I wrote Not Without My Father: One Woman's 444-Mile Walk of the Natchez Trace to explore that journey. I won't reveal how my dysfunctional family adventure turned out, but I will tell you why you need to read this book. RIGHT NOW.
You're losing someone this very minute. Incrementally, they're slipping away. You mean to have an adventure with them, to spend an hour or an afternoon, to do that thing. But Life's crazy gets in the way. You put it off, because this person is maddening, right? And before you know it, that person is gone: either because they've moved on to another phase of Life, or they've passed away.
I wrote Not Without My Father to encourage everyone to grab a loved one and Make a Memory. Right Now. Today. To turn "I wish I had" into "I'm glad I did." You shouldn't care about this book because I wrote it. You shouldn't move it to the top of your overflowing reading list because I need to make money.
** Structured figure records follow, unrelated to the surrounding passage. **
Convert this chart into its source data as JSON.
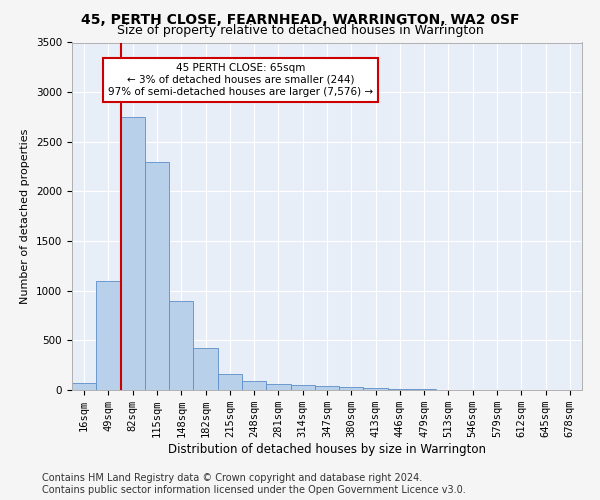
{
  "title": "45, PERTH CLOSE, FEARNHEAD, WARRINGTON, WA2 0SF",
  "subtitle": "Size of property relative to detached houses in Warrington",
  "xlabel": "Distribution of detached houses by size in Warrington",
  "ylabel": "Number of detached properties",
  "bar_color": "#b8d0ea",
  "bar_edge_color": "#5b8fc9",
  "background_color": "#e8eef8",
  "grid_color": "#ffffff",
  "annotation_box_text": "45 PERTH CLOSE: 65sqm\n← 3% of detached houses are smaller (244)\n97% of semi-detached houses are larger (7,576) →",
  "annotation_box_color": "#ffffff",
  "annotation_box_edge_color": "#cc0000",
  "vline_color": "#cc0000",
  "vline_x": 1.5,
  "categories": [
    "16sqm",
    "49sqm",
    "82sqm",
    "115sqm",
    "148sqm",
    "182sqm",
    "215sqm",
    "248sqm",
    "281sqm",
    "314sqm",
    "347sqm",
    "380sqm",
    "413sqm",
    "446sqm",
    "479sqm",
    "513sqm",
    "546sqm",
    "579sqm",
    "612sqm",
    "645sqm",
    "678sqm"
  ],
  "values": [
    70,
    1100,
    2750,
    2300,
    900,
    420,
    160,
    95,
    65,
    50,
    40,
    30,
    20,
    10,
    8,
    5,
    4,
    3,
    2,
    2,
    1
  ],
  "ylim": [
    0,
    3500
  ],
  "yticks": [
    0,
    500,
    1000,
    1500,
    2000,
    2500,
    3000,
    3500
  ],
  "footer_text": "Contains HM Land Registry data © Crown copyright and database right 2024.\nContains public sector information licensed under the Open Government Licence v3.0.",
  "title_fontsize": 10,
  "subtitle_fontsize": 9,
  "xlabel_fontsize": 8.5,
  "ylabel_fontsize": 8,
  "tick_fontsize": 7.5,
  "footer_fontsize": 7,
  "annot_fontsize": 7.5
}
You should read this book because it will change your life. You will connect with a loved one, and you will Make a Memory. You will have an experience to treasure, something you wouldn't otherwise have. Read Not Without My Father. Be inspired to Make a Memory in 2015.
And I want to hear about the memories you make. Please submit them to me at mystories(at)andrawatkins(dot)com. I promise, I'll read every submission, and I'll highlight them on my website andrawatkins.com.
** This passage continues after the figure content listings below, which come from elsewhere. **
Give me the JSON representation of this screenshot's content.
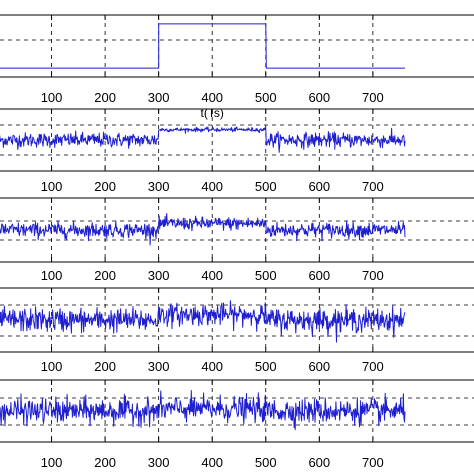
{
  "chart_data": [
    {
      "type": "line",
      "xlabel": "",
      "xlim": [
        0,
        760
      ],
      "ylim": [
        -0.2,
        1.2
      ],
      "xticks": [
        100,
        200,
        300,
        400,
        500,
        600,
        700
      ],
      "grid": true,
      "color": "#1f1fd0",
      "signal": "rectangular pulse",
      "baseline": 0,
      "pulse": {
        "start": 300,
        "end": 500,
        "level": 1
      },
      "noise_std": 0
    },
    {
      "type": "line",
      "xlabel": "t(Ts)",
      "xlim": [
        0,
        760
      ],
      "ylim": [
        -3,
        3
      ],
      "xticks": [
        100,
        200,
        300,
        400,
        500,
        600,
        700
      ],
      "grid": true,
      "color": "#1f1fd0",
      "signal": "noisy pulse",
      "baseline": 0,
      "pulse": {
        "start": 300,
        "end": 500,
        "level": 1
      },
      "noise_std": 0.35,
      "pulse_noise_std": 0.1
    },
    {
      "type": "line",
      "xlabel": "",
      "xlim": [
        0,
        760
      ],
      "ylim": [
        -3,
        3
      ],
      "xticks": [
        100,
        200,
        300,
        400,
        500,
        600,
        700
      ],
      "grid": true,
      "color": "#1f1fd0",
      "signal": "noisy pulse",
      "baseline": 0,
      "pulse": {
        "start": 300,
        "end": 500,
        "level": 0.6
      },
      "noise_std": 0.35,
      "pulse_noise_std": 0.3
    },
    {
      "type": "line",
      "xlabel": "",
      "xlim": [
        0,
        760
      ],
      "ylim": [
        -3,
        3
      ],
      "xticks": [
        100,
        200,
        300,
        400,
        500,
        600,
        700
      ],
      "grid": true,
      "color": "#1f1fd0",
      "signal": "noisy pulse",
      "baseline": 0,
      "pulse": {
        "start": 300,
        "end": 500,
        "level": 0.5
      },
      "noise_std": 0.55,
      "pulse_noise_std": 0.5
    },
    {
      "type": "line",
      "xlabel": "",
      "xlim": [
        0,
        760
      ],
      "ylim": [
        -3,
        3
      ],
      "xticks": [
        100,
        200,
        300,
        400,
        500,
        600,
        700
      ],
      "grid": true,
      "color": "#1f1fd0",
      "signal": "noisy pulse",
      "baseline": 0,
      "pulse": {
        "start": 300,
        "end": 500,
        "level": 0.2
      },
      "noise_std": 0.6,
      "pulse_noise_std": 0.6
    }
  ]
}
Andra Watkins lives in Charleston, South Carolina. A non-practicing CPA, she has a degree in accounting from Francis Marion University. She’s still mad at her mother for refusing to let her major in musical theater, because her mom was convinced she’d end up starring in porn films. In addition to her writing talent, Andra is an accomplished public speaker. Her acclaimed debut novel To Live Forever: An Afterlife Journey of Meriwether Lewis was published by Word Hermit Press in 2014.
About her book
Can an epic adventure succeed without a hero?
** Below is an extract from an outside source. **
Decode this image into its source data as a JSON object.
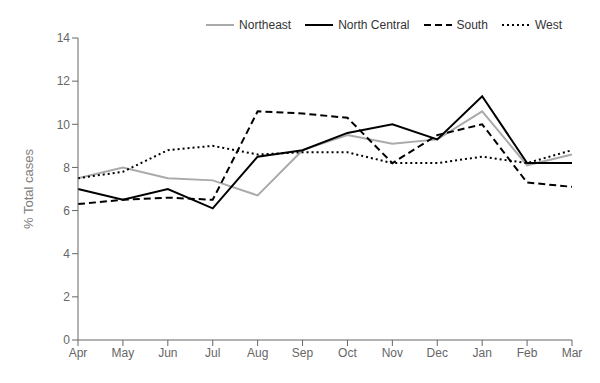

Andra Watkins needed a wingman to help her become the first living person to walk the historic 444-mile Natchez Trace as the pioneers did. She planned to walk fifteen miles a day. For thirty-four days.
After striking out with everyone in her life, she was left with her disinterested eighty-year-old father. And his gas. The sleep apnea machine and self-scratching. Sharing a bathroom with a man whose gut obliterated his aim.
As Watkins trudged America’s forgotten highway, she lost herself in despair and pain. Nothing happened according to plan, and her tenuous connection to her father started to unravel. Through arguments and laughter, tears and fried chicken, they fought to rebuild their relationship before it was too late. In Not Without My Father: One Woman’s 444-Mile Walk of the Natchez Trace, Watkins invites readers to join her dysfunctional family adventure in a humorous and heartbreaking memoir that asks if one can really turn I wish I had into I’m glad I did.